İlk çıkan iPhone modelinden bu yana ekran kilidi ile ilgili değişen tek şey fotoğraf uygulamasının kısa yolunun bu bolüme atanması oldu. Onun dışında her yeni IOS sürümünde bu bolum değişmedi. Ekran kilidini açmadan herhangi bir işlem de yapamıyorduk. Bu ekranda gelen bildirimleri görüntüleyebilmemize rağmen, bildirim çubuğunu açmak için öncelikle ekran kilidini açmak zorunda kalıyorduk. Ancak artık ekran kilidini açmak için ok tuşuna sağa doğru itmek yerine ekranda herhangi bir yere dokunup sağa kaydırmamız yeterli oluyor. Bir nevi Galaxy S4’tekı kilit ekranı gibi! Ayrıca artık bu ekranda sabit resim yerine hareketli (animasyonlu) duvar kâğıtları da kullanabiliyoruz. Bir başka yenilik ise ekran kilidini açmadan bildirim çubuğunu aşağı çekip görüntüleyebilmemiz. Bunlar dışında ise saat ve tarih bilgilerinde kullanılan fontun da değişik olduğu gözümüze çarpıyor. Zaten genel olarak IOS 7’de kullanılan font tipi değiştirilmiş daha sade ve güzel bir görünüme kavuşmuş.

Apple ciddi olarak bazı alışkınlıkları da değiştirecek gibi duruyor, Örnek olarak eskiden kilit ekranında sağa kaydırma yaparak ulaşabileceğimiz arama ekranı için artık ekranı yukardan aşağı hafif bir şekilde çekmek gerekiyor. Fazla çekmemeniz lazım çünkü fazla çekildiği zaman bildirim ekranı geliyor. Bu bana Jailbreak’li telefonumda activator ile yaptığım ayarları hatırlattı. Aynı yere iki ayar koyunca sürekli olarak karışıklık yasıyordum. Bunlar dışında ayrıca yeni bir özellik de arama ekranında bir kişiyi aradığınız zaman onun resmi ile beraber arama sonuçlarında yer alması. Bu tabı Android’de çok eskiden beri olan bir özellik. Eğer sız rehberinizdeki bir kişiye resim atamış iseniz arama sonuçlarında bu kişiyi arattırdığınız zaman onu resmi ile beraber görebiliyorsunuz.
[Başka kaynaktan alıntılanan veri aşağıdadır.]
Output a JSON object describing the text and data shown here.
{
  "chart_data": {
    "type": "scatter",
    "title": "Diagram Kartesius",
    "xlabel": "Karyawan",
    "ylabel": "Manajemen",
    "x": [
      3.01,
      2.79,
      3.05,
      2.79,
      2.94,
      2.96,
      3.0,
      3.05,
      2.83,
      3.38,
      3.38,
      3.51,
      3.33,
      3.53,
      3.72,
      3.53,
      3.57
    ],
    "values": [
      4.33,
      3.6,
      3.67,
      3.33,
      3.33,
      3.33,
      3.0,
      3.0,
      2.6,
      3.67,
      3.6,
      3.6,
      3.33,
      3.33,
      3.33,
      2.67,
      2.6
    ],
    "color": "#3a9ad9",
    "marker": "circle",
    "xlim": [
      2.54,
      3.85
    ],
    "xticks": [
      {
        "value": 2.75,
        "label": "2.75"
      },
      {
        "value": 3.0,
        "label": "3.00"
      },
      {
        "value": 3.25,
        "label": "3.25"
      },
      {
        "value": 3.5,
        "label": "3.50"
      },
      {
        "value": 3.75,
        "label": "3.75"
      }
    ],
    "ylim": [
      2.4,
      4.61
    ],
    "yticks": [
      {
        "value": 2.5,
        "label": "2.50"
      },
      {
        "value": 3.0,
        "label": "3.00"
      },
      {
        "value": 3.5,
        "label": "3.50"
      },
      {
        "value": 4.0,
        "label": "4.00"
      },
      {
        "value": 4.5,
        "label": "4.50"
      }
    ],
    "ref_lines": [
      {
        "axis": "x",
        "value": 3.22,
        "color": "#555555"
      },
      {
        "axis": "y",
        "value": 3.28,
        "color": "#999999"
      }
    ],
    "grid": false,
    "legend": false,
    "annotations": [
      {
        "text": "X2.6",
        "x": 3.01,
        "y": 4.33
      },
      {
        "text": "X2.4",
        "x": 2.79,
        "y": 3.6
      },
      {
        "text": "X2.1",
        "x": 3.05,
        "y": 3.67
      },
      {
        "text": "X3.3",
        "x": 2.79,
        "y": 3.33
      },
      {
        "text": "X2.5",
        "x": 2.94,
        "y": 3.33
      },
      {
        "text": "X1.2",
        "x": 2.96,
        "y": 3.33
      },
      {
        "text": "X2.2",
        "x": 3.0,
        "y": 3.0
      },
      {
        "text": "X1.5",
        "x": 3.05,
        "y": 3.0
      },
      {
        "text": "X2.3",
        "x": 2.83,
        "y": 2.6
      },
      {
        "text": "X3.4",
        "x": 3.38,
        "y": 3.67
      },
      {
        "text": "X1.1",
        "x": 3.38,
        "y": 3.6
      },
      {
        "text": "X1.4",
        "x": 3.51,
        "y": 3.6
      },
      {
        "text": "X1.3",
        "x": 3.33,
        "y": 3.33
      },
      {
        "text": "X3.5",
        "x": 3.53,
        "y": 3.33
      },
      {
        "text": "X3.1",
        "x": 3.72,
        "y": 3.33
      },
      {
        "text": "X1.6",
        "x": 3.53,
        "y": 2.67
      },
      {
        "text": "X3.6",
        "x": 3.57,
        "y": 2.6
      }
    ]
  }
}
Bildirim Çubuğu artık daha farklı

Tasarım farklılıkları bildirim çubuğunu görüntülediğimizde de karşımıza çıkıyor. Daha önce kullanılan gri kumaş tarzı arka plana sahip bildirim çubuğu artık yerini daha saydam bir arka plana bırakmış. Eski bildirim çubuğunda gelen tüm bildirimleri tek bir sayfada görüntülerken iOS7 ile beraber kategorilere ayrılmış. Bulunduğunuz güne ait bildirimleri ayrı bir şekilde görüntülerken, tüm bildirimleri veya cevapsız çağrılarınızı ayrı bir ekranda görüntüleyebiliyorsunuz. Jailbreak’li telefonlarda kullanılan ve oldukça popüler olan Intellix bildirim çubuğu uygulamasının bir nevi daha tasarımı güzelleştirilmiş halı. Intellix’de bildirim çubuğu yine kategorilere ayrılmış olup yan tarafa doğru geçiş yaptığınız zaman Facebook ve Twitter Timeline’larınızı görebiliyordunuz. Bu yeni çubukta ise bildirimler bölümlendirilip daha sadeleştirilmiş.

 

Kontrol Merkezi

iPhone’da bugüne kadar en çok eleştirilen noktalardan biri de Wi-Fi, Bluetooth gibi birçok özelliği kapatabilmek için telefonun ayarlar menüsüne girerek ayrı ayrı işlem yapmak zorunda kalmanızdı. Android ile birlikte gelen gelişmiş bildirim çubuğu ile bu ayarla tek bir yerden kolayca kapatılıp açılabiliyordu. Ancak söz konusu iOS olduğu zaman bütün ayarları aynı anda açıp kapamak zaman alıyordu. Bu özelliğin aslında ne kadar önemli olduğunu Jailbreak yapılan telefonlarda kullanılan SBsettings Tweak’ının cok popüler olmasından anlayabiliriz. SBsettings ile beraber birçok mod tek bir ekrandan açılıp kapatılabiliyor ve activator sayesinde SBsettings’i farklı hareketlerle kullanmamız mümkün oluyordu.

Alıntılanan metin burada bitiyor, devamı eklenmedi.